I ’m in denial about leaving Vassar. Denial is convenient. I pretend that I still have classes to attend, meetings to schedule, events to plan and friends to spend time with. I imagine senior week as a reinforced vacation for the seniors. I like to preface statements with, “I’ll see you next week!” I guess I pretend that I’m still a college student next week.
I know this may sound too real and morbid for many people. I know that for others, I am sugarcoating the Vassar experience. But I think I’m just being nostalgic. For me, nostalgia is a form of grief. I should probably preface this. I wrote my senior thesis in Religion on death denial attitudes and mortality literatures. One of my chapters was on grief. This week, I realize how certain parts of my writing have spilled into reality. I recognize grief for its diverse manifestations. Grief is coping with any form of loss. Grief is strangely complicated. And grief is in constant flux.
I say this because I witness grief in many of my own interactions. I am beginning to understand why I hold people a little longer while hugging them. I get why I walk through Main or the well-traveled pathway between Olmsted and Blodgett and there’s a large lump in my throat. I realize why I blame “allergies” for my watery eyes when I hand off my office keys or sign off for my last EMS shift or perform for my last concert or write my last email for a student org. I feel a certain unspoken weight around my friends when we are together.
Leaving Vassar is a form of loss. And I think it’s valuable to acknowledge that. I grieve because Vassar was and is a critical part of my existence. I cared profoundly about this institution with its flaws and all. And without acknowledging the loss, I cannot appreciate what Vassar gave me. Vassar gave me both exhilarating moments of joy and crushing experiences of despair. Vassar introduced me to some of the most incredible people I could ever hope to meet. Vassar nurtured, broke, and shaped me. I couldn’t be more grateful.
Here’s what four years have taught me:
I learned how to fall down and stumble back up.
I learned when it was okay and necessary to be vulnerable.
I learned how to juggle diverse commitments and found that time was a construct.
I learned when to bite my tongue and listen.
I learned about authentic friendship.The friends who fed and made you tea and watched you cry and listened and gave you hugs when you needed them are worth having for life. I learned to relish the beauty of midnight conversations and pots of tea.
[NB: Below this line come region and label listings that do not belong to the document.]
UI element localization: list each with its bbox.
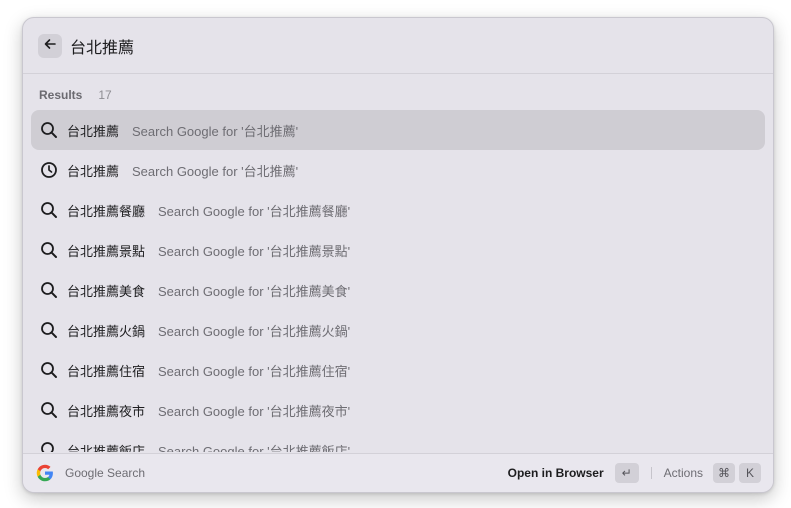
back-button[interactable] — [38, 34, 62, 58]
search-icon — [39, 440, 59, 452]
actions-button[interactable]: Actions — [664, 466, 703, 480]
list-item[interactable]: 台北推薦 Search Google for '台北推薦' — [31, 150, 765, 190]
list-item-title: 台北推薦 — [67, 123, 120, 139]
list-item-subtitle: Search Google for '台北推薦夜市' — [158, 403, 351, 419]
action-bar: Google Search Open in Browser ↵ Actions … — [23, 453, 773, 492]
arrow-left-icon — [43, 37, 57, 56]
search-header — [23, 18, 773, 74]
search-icon — [39, 280, 59, 300]
list-item-subtitle: Search Google for '台北推薦餐廳' — [158, 203, 351, 219]
search-icon — [39, 240, 59, 260]
list-item-title: 台北推薦飯店 — [67, 443, 146, 453]
cmd-key-hint: ⌘ — [713, 463, 735, 483]
search-icon — [39, 120, 59, 140]
results-list: 台北推薦 Search Google for '台北推薦' 台北推薦 Searc… — [31, 110, 765, 452]
list-item-title: 台北推薦火鍋 — [67, 323, 146, 339]
list-item-title: 台北推薦 — [67, 163, 120, 179]
list-item-subtitle: Search Google for '台北推薦住宿' — [158, 363, 351, 379]
enter-key-hint: ↵ — [614, 463, 639, 483]
k-key-hint: K — [739, 463, 761, 483]
list-item-subtitle: Search Google for '台北推薦' — [132, 163, 299, 179]
search-icon — [39, 360, 59, 380]
result-count: 17 — [98, 88, 112, 102]
list-item-title: 台北推薦夜市 — [67, 403, 146, 419]
list-item-title: 台北推薦景點 — [67, 243, 146, 259]
list-item-subtitle: Search Google for '台北推薦景點' — [158, 243, 351, 259]
list-item-subtitle: Search Google for '台北推薦火鍋' — [158, 323, 351, 339]
list-item-title: 台北推薦住宿 — [67, 363, 146, 379]
list-item[interactable]: 台北推薦住宿 Search Google for '台北推薦住宿' — [31, 350, 765, 390]
footer-divider — [650, 467, 652, 479]
extension-name: Google Search — [65, 466, 146, 480]
section-title: Results — [39, 88, 83, 102]
search-icon — [39, 200, 59, 220]
list-item[interactable]: 台北推薦夜市 Search Google for '台北推薦夜市' — [31, 390, 765, 430]
list-item[interactable]: 台北推薦飯店 Search Google for '台北推薦飯店' — [31, 430, 765, 452]
list-item-subtitle: Search Google for '台北推薦' — [132, 123, 299, 139]
list-item-subtitle: Search Google for '台北推薦美食' — [158, 283, 351, 299]
list-item[interactable]: 台北推薦火鍋 Search Google for '台北推薦火鍋' — [31, 310, 765, 350]
list-item-subtitle: Search Google for '台北推薦飯店' — [158, 443, 351, 453]
google-logo-icon — [36, 464, 54, 482]
list-item[interactable]: 台北推薦餐廳 Search Google for '台北推薦餐廳' — [31, 190, 765, 230]
clock-icon — [39, 160, 59, 180]
search-icon — [39, 400, 59, 420]
search-input[interactable] — [70, 32, 670, 60]
list-item-title: 台北推薦美食 — [67, 283, 146, 299]
launcher-window: Results 17 台北推薦 Search Google for '台北推薦'… — [22, 17, 774, 493]
results-section-header: Results 17 — [39, 88, 112, 102]
footer-actions: Open in Browser ↵ Actions ⌘ K — [508, 462, 761, 484]
list-item[interactable]: 台北推薦 Search Google for '台北推薦' — [31, 110, 765, 150]
open-in-browser-button[interactable]: Open in Browser — [508, 466, 604, 480]
search-icon — [39, 320, 59, 340]
list-item[interactable]: 台北推薦美食 Search Google for '台北推薦美食' — [31, 270, 765, 310]
list-item-title: 台北推薦餐廳 — [67, 203, 146, 219]
list-item[interactable]: 台北推薦景點 Search Google for '台北推薦景點' — [31, 230, 765, 270]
I learned that people were their most vulnerable when they became a patient.
I learned that you could help someone feel better just by stepping into a room in EMS uniform.
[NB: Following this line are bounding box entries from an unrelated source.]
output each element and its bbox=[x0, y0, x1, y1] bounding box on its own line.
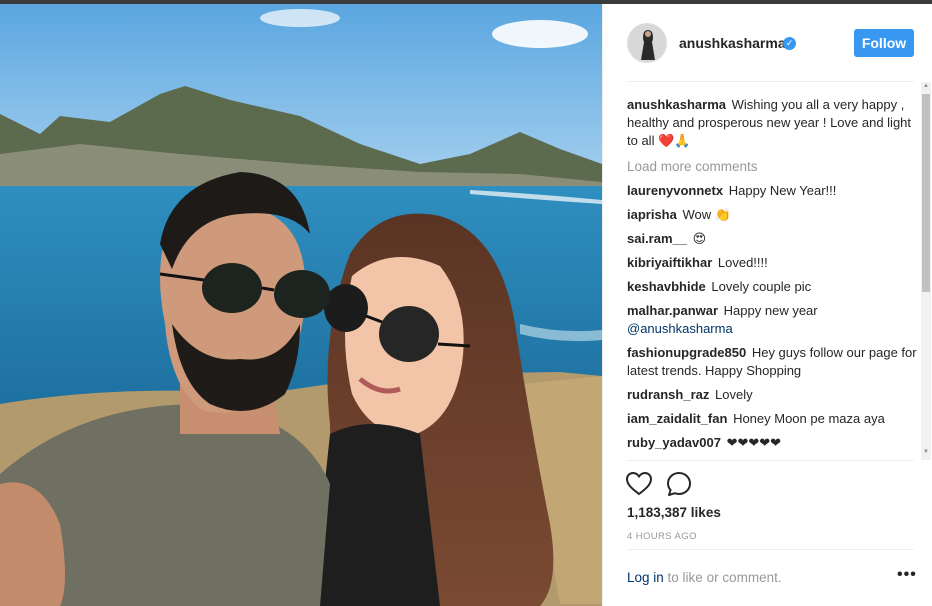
avatar[interactable] bbox=[627, 23, 667, 63]
comment-bubble-icon[interactable] bbox=[665, 470, 693, 498]
comment-username[interactable]: fashionupgrade850 bbox=[627, 345, 746, 360]
post-timestamp[interactable]: 4 HOURS AGO bbox=[627, 531, 697, 542]
comment-username[interactable]: ruby_yadav007 bbox=[627, 435, 721, 450]
footer-divider bbox=[627, 549, 914, 550]
comment-text: 😍 bbox=[692, 231, 707, 246]
comment-text: Honey Moon pe maza aya bbox=[733, 411, 885, 426]
follow-button[interactable]: Follow bbox=[854, 29, 914, 57]
comment-text: Happy new year bbox=[723, 303, 818, 318]
post-details-panel: anushkasharma ✓ Follow anushkasharma Wis… bbox=[602, 4, 932, 606]
caption-username[interactable]: anushkasharma bbox=[627, 97, 726, 112]
post-photo[interactable] bbox=[0, 4, 602, 606]
avatar-image bbox=[628, 24, 666, 62]
comment-item: kibriyaiftikhar Loved!!!! bbox=[627, 254, 917, 272]
actions-divider bbox=[627, 460, 914, 461]
comment-username[interactable]: malhar.panwar bbox=[627, 303, 718, 318]
comment-item: iaprisha Wow 👏 bbox=[627, 206, 917, 224]
comment-username[interactable]: keshavbhide bbox=[627, 279, 706, 294]
post-author-username[interactable]: anushkasharma bbox=[679, 35, 786, 51]
comment-item: laurenyvonnetx Happy New Year!!! bbox=[627, 182, 917, 200]
comment-username[interactable]: sai.ram__ bbox=[627, 231, 687, 246]
login-link[interactable]: Log in bbox=[627, 570, 664, 585]
more-options-icon[interactable]: ••• bbox=[897, 566, 917, 584]
scroll-down-arrow-icon[interactable]: ▼ bbox=[923, 449, 929, 455]
comment-item: malhar.panwar Happy new year @anushkasha… bbox=[627, 302, 917, 338]
comments-scrollbar[interactable]: ▲ ▼ bbox=[921, 82, 931, 460]
likes-count[interactable]: 1,183,387 likes bbox=[627, 505, 721, 520]
comment-username[interactable]: laurenyvonnetx bbox=[627, 183, 723, 198]
login-prompt: Log in to like or comment. bbox=[627, 570, 782, 585]
comment-item: rudransh_raz Lovely bbox=[627, 386, 917, 404]
comment-text: Loved!!!! bbox=[717, 255, 768, 270]
scrollbar-thumb[interactable] bbox=[922, 94, 930, 292]
login-prompt-text: to like or comment. bbox=[663, 570, 782, 585]
load-more-comments-button[interactable]: Load more comments bbox=[627, 158, 917, 176]
comment-item: keshavbhide Lovely couple pic bbox=[627, 278, 917, 296]
comment-item: ruby_yadav007 ❤❤❤❤❤ bbox=[627, 434, 917, 452]
comment-item: sai.ram__ 😍 bbox=[627, 230, 917, 248]
comment-item: iam_zaidalit_fan Honey Moon pe maza aya bbox=[627, 410, 917, 428]
comment-item: fashionupgrade850 Hey guys follow our pa… bbox=[627, 344, 917, 380]
comment-username[interactable]: kibriyaiftikhar bbox=[627, 255, 712, 270]
comments-list[interactable]: anushkasharma Wishing you all a very hap… bbox=[627, 96, 917, 460]
comment-text: Lovely couple pic bbox=[711, 279, 812, 294]
comment-username[interactable]: rudransh_raz bbox=[627, 387, 709, 402]
scroll-up-arrow-icon[interactable]: ▲ bbox=[923, 83, 929, 89]
heart-icon[interactable] bbox=[625, 470, 653, 498]
comment-text: ❤❤❤❤❤ bbox=[726, 435, 782, 450]
comment-text: Happy New Year!!! bbox=[728, 183, 837, 198]
comment-text: Lovely bbox=[715, 387, 753, 402]
post-header: anushkasharma ✓ Follow bbox=[603, 4, 932, 82]
comment-text: Wow 👏 bbox=[682, 207, 731, 222]
header-divider bbox=[627, 81, 914, 82]
comment-username[interactable]: iaprisha bbox=[627, 207, 677, 222]
verified-badge-icon: ✓ bbox=[783, 37, 796, 50]
post-caption: anushkasharma Wishing you all a very hap… bbox=[627, 96, 917, 150]
comment-mention-link[interactable]: @anushkasharma bbox=[627, 320, 917, 338]
comment-username[interactable]: iam_zaidalit_fan bbox=[627, 411, 727, 426]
I learned that people share their stories when you let them speak.
I learned that community can be as simple and profound as taking off your shoes, sitting on the floor, and listening to each other’s childhoods.
I learned that sleep is not always possible but it makes smiling easier.
I learned that my family cared tremendously about my health and well-being. Not all my friends and people I knew had families who did the same.
I learned that elderly people often share the loveliest and sincerest advice.
I learned that some of the best people shine from the most unexpected places.
I learned how to become comfortable with the feared and despised. Religion and medicine fall under these categories.
I learned that food really does bring people together.
I learned to appreciate my drives between Vassar and home. The lines between these worlds were both distinctive and blurred.
I learned that professors come in different shapes and flavors. Some change you unimaginably.
I learned how to quietly fight.
I learned that people consciously and unconsciously made assumptions about me.
I learned that I loved proving them wrong.
I learned to embrace my social status as a mother bear.
I learned how much I enjoyed running between the sciences and humanities. I could not have one without the other.
I learned that religion scares people because they don’t know how to talk or approach it.
I learned that pain is a part of life. But so is joy.
I learned to acknowledge my immense privilege.
I learned that I could be ashamed of such privilege or I could try using it productively.
I learned that laughter, chocolate and good company made everything feel better.
I learned that the days were long but semesters were eerily short.
I learned that looking people in the eye when you talk to them can change the turnout of a conversation.
I learned how to appreciate tea that wasn’t my traditional chai.
I learned that I have so much left to learn.
Vassar is an institution. And institutions are comprised of people. I know I will still grieve the community that touched and changed me in innumerable ways. But I know that the people who made Vassar so much of a second home will always stay with me in the future. To all of those I had the privilege of meeting and working with, thank you. To my closest circle of family and friends, I can’t imagine these past four years without you all by my side. It’s hard to express the extent of my gratitude. To the class of 2016: I don’t know all of you but I want to say just how proud I am of all of us and how far we’ve come. Here’s to moving forward in the next chapter. And to Vassar: thank you.
—Farah Aziz is a religion major heading to medical school this fall. She was involved in Generation, VCEMS (Vassar College Emergency Medical Services), VMSU (Vassar Muslim Student Union), RSL Forum, Ujima, and the Religion Department.